Igreja de Santa Maria de Almacave

A Igreja de Santa Maria de Almacave, na cidade de Lamego é um monumento do românico português do século XII, posteriormente alterado no século XVII, o que lhe subverteu parte da sua primitiva e austera volumetria românica. Em 1988, o templo foi vítima de um violento incêndio, o que originou a perda ou destruição de parte do recheio interior, nomeadamente de algumas estruturas retabulares e de algumas obras de arte móvel.

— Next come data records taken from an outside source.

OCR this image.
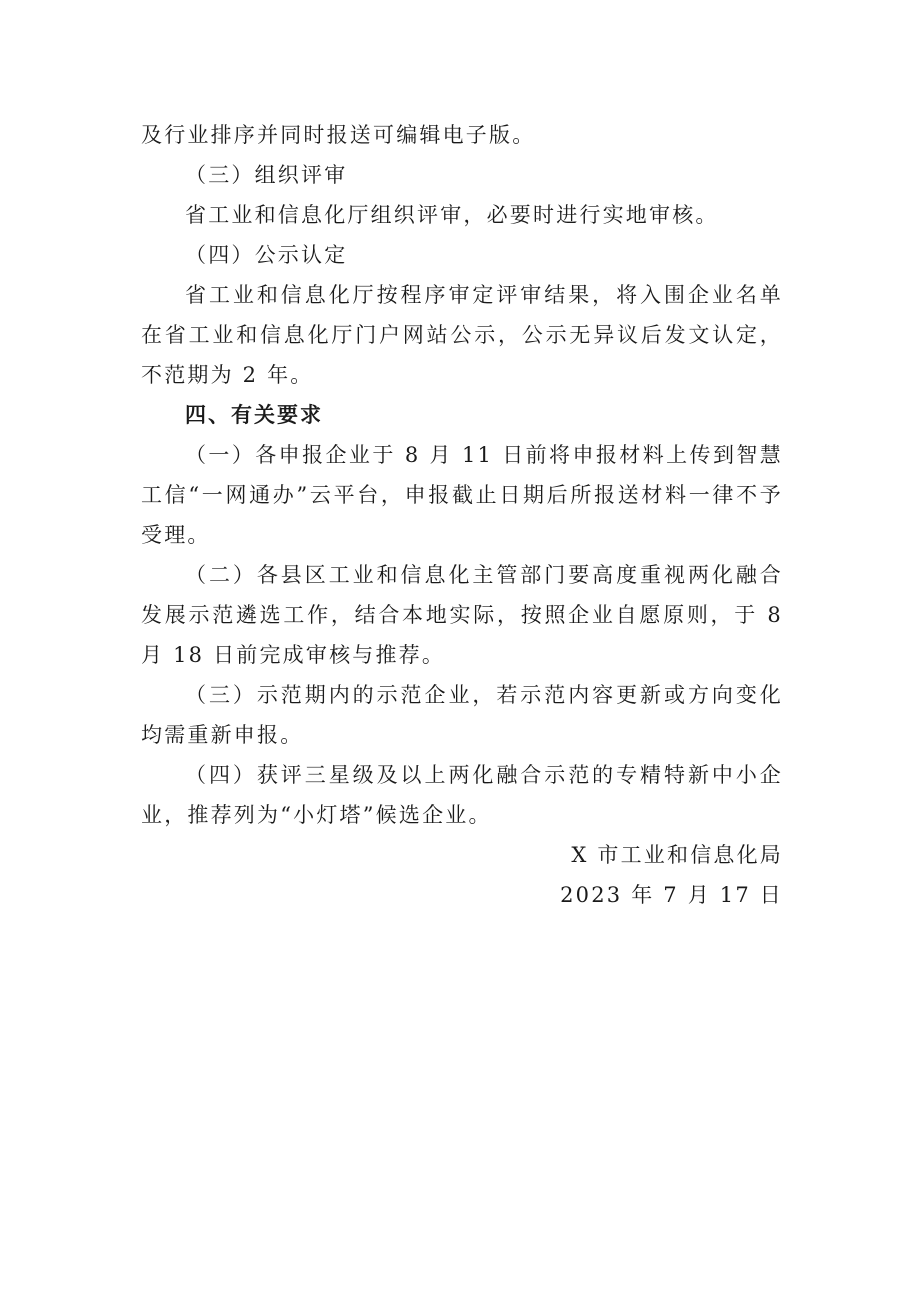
及行业排序并同时报送可编辑电子版。

（三）组织评审

省工业和信息化厅组织评审，必要时进行实地审核。

（四）公示认定

省工业和信息化厅按程序审定评审结果，将入围企业名单在省工业和信息化厅门户网站公示，公示无异议后发文认定，不范期为 2 年。

四、有关要求

（一）各申报企业于 8 月 11 日前将申报材料上传到智慧工信“一网通办”云平台，申报截止日期后所报送材料一律不予受理。

（二）各县区工业和信息化主管部门要高度重视两化融合发展示范遴选工作，结合本地实际，按照企业自愿原则，于 8 月 18 日前完成审核与推荐。

（三）示范期内的示范企业，若示范内容更新或方向变化均需重新申报。

（四）获评三星级及以上两化融合示范的专精特新中小企业，推荐列为“小灯塔”候选企业。

X 市工业和信息化局

2023 年 7 月 17 日
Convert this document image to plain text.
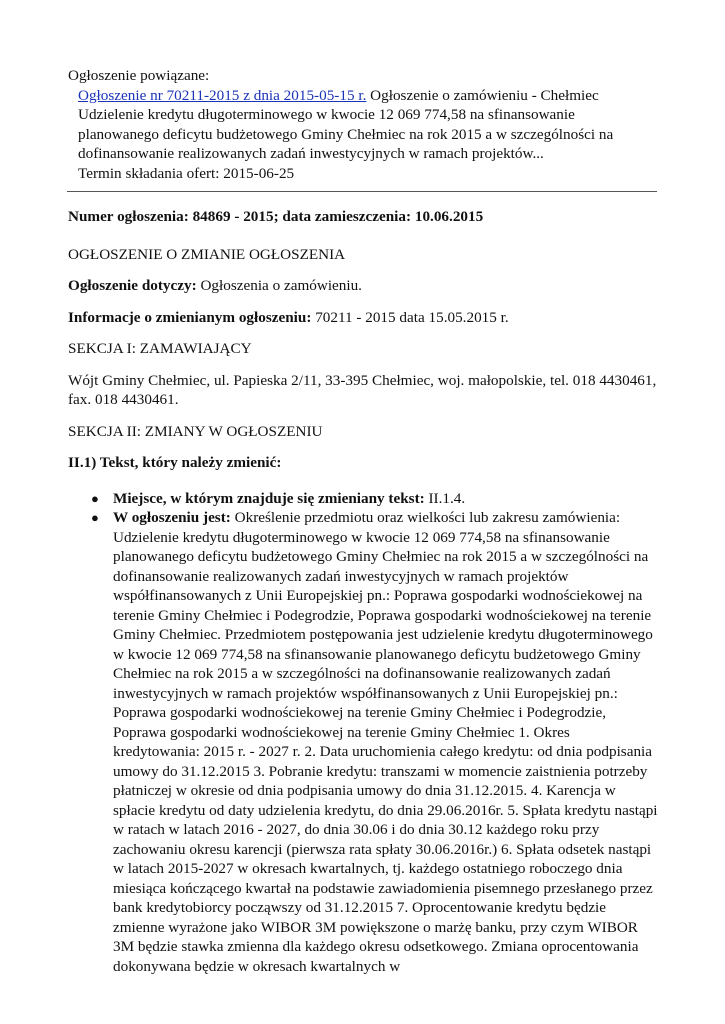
Ogłoszenie powiązane:
Ogłoszenie nr 70211-2015 z dnia 2015-05-15 r. Ogłoszenie o zamówieniu - Chełmiec Udzielenie kredytu długoterminowego w kwocie 12 069 774,58 na sfinansowanie planowanego deficytu budżetowego Gminy Chełmiec na rok 2015 a w szczególności na dofinansowanie realizowanych zadań inwestycyjnych w ramach projektów...
Termin składania ofert: 2015-06-25

Numer ogłoszenia: 84869 - 2015; data zamieszczenia: 10.06.2015

OGŁOSZENIE O ZMIANIE OGŁOSZENIA

Ogłoszenie dotyczy: Ogłoszenia o zamówieniu.

Informacje o zmienianym ogłoszeniu: 70211 - 2015 data 15.05.2015 r.

SEKCJA I: ZAMAWIAJĄCY

Wójt Gminy Chełmiec, ul. Papieska 2/11, 33-395 Chełmiec, woj. małopolskie, tel. 018 4430461, fax. 018 4430461.

SEKCJA II: ZMIANY W OGŁOSZENIU

II.1) Tekst, który należy zmienić:

● Miejsce, w którym znajduje się zmieniany tekst: II.1.4.
● W ogłoszeniu jest: Określenie przedmiotu oraz wielkości lub zakresu zamówienia: Udzielenie kredytu długoterminowego w kwocie 12 069 774,58 na sfinansowanie planowanego deficytu budżetowego Gminy Chełmiec na rok 2015 a w szczególności na dofinansowanie realizowanych zadań inwestycyjnych w ramach projektów współfinansowanych z Unii Europejskiej pn.: Poprawa gospodarki wodnościekowej na terenie Gminy Chełmiec i Podegrodzie, Poprawa gospodarki wodnościekowej na terenie Gminy Chełmiec. Przedmiotem postępowania jest udzielenie kredytu długoterminowego w kwocie 12 069 774,58 na sfinansowanie planowanego deficytu budżetowego Gminy Chełmiec na rok 2015 a w szczególności na dofinansowanie realizowanych zadań inwestycyjnych w ramach projektów współfinansowanych z Unii Europejskiej pn.: Poprawa gospodarki wodnościekowej na terenie Gminy Chełmiec i Podegrodzie, Poprawa gospodarki wodnościekowej na terenie Gminy Chełmiec 1. Okres kredytowania: 2015 r. - 2027 r. 2. Data uruchomienia całego kredytu: od dnia podpisania umowy do 31.12.2015 3. Pobranie kredytu: transzami w momencie zaistnienia potrzeby płatniczej w okresie od dnia podpisania umowy do dnia 31.12.2015. 4. Karencja w spłacie kredytu od daty udzielenia kredytu, do dnia 29.06.2016r. 5. Spłata kredytu nastąpi w ratach w latach 2016 - 2027, do dnia 30.06 i do dnia 30.12 każdego roku przy zachowaniu okresu karencji (pierwsza rata spłaty 30.06.2016r.) 6. Spłata odsetek nastąpi w latach 2015-2027 w okresach kwartalnych, tj. każdego ostatniego roboczego dnia miesiąca kończącego kwartał na podstawie zawiadomienia pisemnego przesłanego przez bank kredytobiorcy począwszy od 31.12.2015 7. Oprocentowanie kredytu będzie zmienne wyrażone jako WIBOR 3M powiększone o marżę banku, przy czym WIBOR 3M będzie stawka zmienna dla każdego okresu odsetkowego. Zmiana oprocentowania dokonywana będzie w okresach kwartalnych w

Toda construída em granito, a fachada principal da igreja apresenta um portal românico, constituído por quatro arquivoltas - ligeiramente apontadas, a externa apresentando decoração de faixa geometrizante com motivo axadrezado - repousando em colunas capitelizadas. Sobre o portal rasga-se uma janela simples e de verga retangular. A empena triangular é encimada por uma cruz vasada. Na face direita da frontaria eleva-se a robusta torre sineira quatrocentista, de dois andares, rasgada superiormente por dupla ventana.
No exterior, o destaque vai ainda para a entrada lateral direita, aberta num portal românico de dupla arquivolta, a externa decorada por motivo de faixa em xadrez. Sobre este corre uma cornija com cachorrada. A planta da igreja apresenta um corpo de nave única sem transepto e cabeceira constituída por uma capela-mor retangular. A nave é coberta por abóbada de berço em madeira. Sobre o primeiro tramo da nave desenvolve-se o coro alto, assente em largo arco abatido. As suas paredes são revestidas por azulejos de maçarocas seiscentistas padronizados e polícromos. O púlpito é uma obra dos inícios do século XVII e apresenta um trabalho equilibrado de linhas clássicas.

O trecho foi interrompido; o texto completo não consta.